Однако далеко не все удавалось сразу. В 1914 году В. И. Смирнов записывал: «Раздумывая над судьбами Общества, я нередко прихожу к печальным выводам. Сколько потрачено усилий и как мало результатов. Если бы это время, которое я потерял на организационную работу, на писанье писем, бумаг, докладов секретаря, повесток и всего прочего, употребил бы на собственное научное изыскание касательно края — право, результатов было бы больше. Взявши на себя обязанности секретаря, другими словами, всю черную работу и предоставляя другим наслаждаться науками и погружаться в изучение края, я думал, что это только пока, временно, потом вскоре найдутся люди, закипит работа. Однако людей и работы нет» (12). «Черновая работа оказалась не временной, а вечной», — горько замечала по этому поводу Л. С. Китицына.

С.119.

Тем более удивительно, что в трудах Общества в это время выходят работы В. И. Смирнова, — значит, огромным напряжением сил он все же выкраивал время для ученых занятий, в том числе и требовавших  полевых  исследований. Прежде всего здесь надо упомянуть его статью «Крестьянская изба и ее резные украшения в Макарьевском уезде. Костромской губернии», вышедшую в третьем   выпуске   «Трудов КНОИМК» в 1915 году (13). Позднее В. И. Смирнов именно ею открывал список своих публикаций в анкетах Центральной комиссии по улучшению быта ученых.
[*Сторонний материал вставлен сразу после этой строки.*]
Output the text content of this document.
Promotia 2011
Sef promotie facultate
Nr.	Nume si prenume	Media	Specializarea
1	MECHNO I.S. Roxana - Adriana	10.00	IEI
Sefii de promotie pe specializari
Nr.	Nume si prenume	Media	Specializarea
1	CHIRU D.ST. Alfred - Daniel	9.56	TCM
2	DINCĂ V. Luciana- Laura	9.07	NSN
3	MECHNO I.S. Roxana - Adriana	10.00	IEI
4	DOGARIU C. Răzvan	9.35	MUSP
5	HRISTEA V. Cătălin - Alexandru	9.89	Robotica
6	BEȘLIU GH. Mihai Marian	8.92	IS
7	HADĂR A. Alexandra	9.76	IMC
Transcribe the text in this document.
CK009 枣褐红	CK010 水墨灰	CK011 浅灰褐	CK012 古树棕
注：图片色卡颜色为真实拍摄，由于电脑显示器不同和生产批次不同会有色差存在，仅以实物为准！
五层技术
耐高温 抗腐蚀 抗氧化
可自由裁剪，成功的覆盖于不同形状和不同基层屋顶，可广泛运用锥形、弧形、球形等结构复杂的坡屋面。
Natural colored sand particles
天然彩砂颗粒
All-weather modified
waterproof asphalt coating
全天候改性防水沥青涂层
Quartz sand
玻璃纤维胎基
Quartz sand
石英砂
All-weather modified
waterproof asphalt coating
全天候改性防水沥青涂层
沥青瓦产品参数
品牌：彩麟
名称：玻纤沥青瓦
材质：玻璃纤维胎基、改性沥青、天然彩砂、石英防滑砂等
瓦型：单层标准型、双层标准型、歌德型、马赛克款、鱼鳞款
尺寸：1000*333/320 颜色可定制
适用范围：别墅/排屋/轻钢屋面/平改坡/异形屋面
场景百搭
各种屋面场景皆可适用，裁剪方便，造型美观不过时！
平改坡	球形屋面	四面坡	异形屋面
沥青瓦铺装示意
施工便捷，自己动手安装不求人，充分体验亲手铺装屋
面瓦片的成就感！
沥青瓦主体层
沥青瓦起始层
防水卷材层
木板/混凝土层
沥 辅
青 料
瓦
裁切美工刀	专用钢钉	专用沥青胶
Тщательность чувствуется в любой выполненной им работе. Некрологи членов Общества, составленные им для «Трудов» превращаются в обширные биографические очерки, снабженные исчерпывающей библиографией. Обрабатывая результаты анкеты КНОИМК о влиянии войны на жизнь местного края для статьи «Отношение деревни к войне», он не просто систематизирует материал, но и анализирует источник, создает социально-психологический портрет определенного среза общества в переломный момент.

Программы и анкеты, многие из которых были составлены В. И. Смирновым, стали не просто одним из способов обследования губернии, но и воплощением принципиальных взглядов ученого на краеведение. Все было сделано для того, чтобы каждый, в ком дремлет исследователь, мог проявить себя на этом поприще. В одной из первых программ было записано: «В этом деле может принести пользу всякий… Даже маленькие коллекции и случайные наблюдения любителя могут быть полезны науке, так как решение общих научных вопросов подготовляется медленным и кропотливым накапливанием фактов и наблюдений».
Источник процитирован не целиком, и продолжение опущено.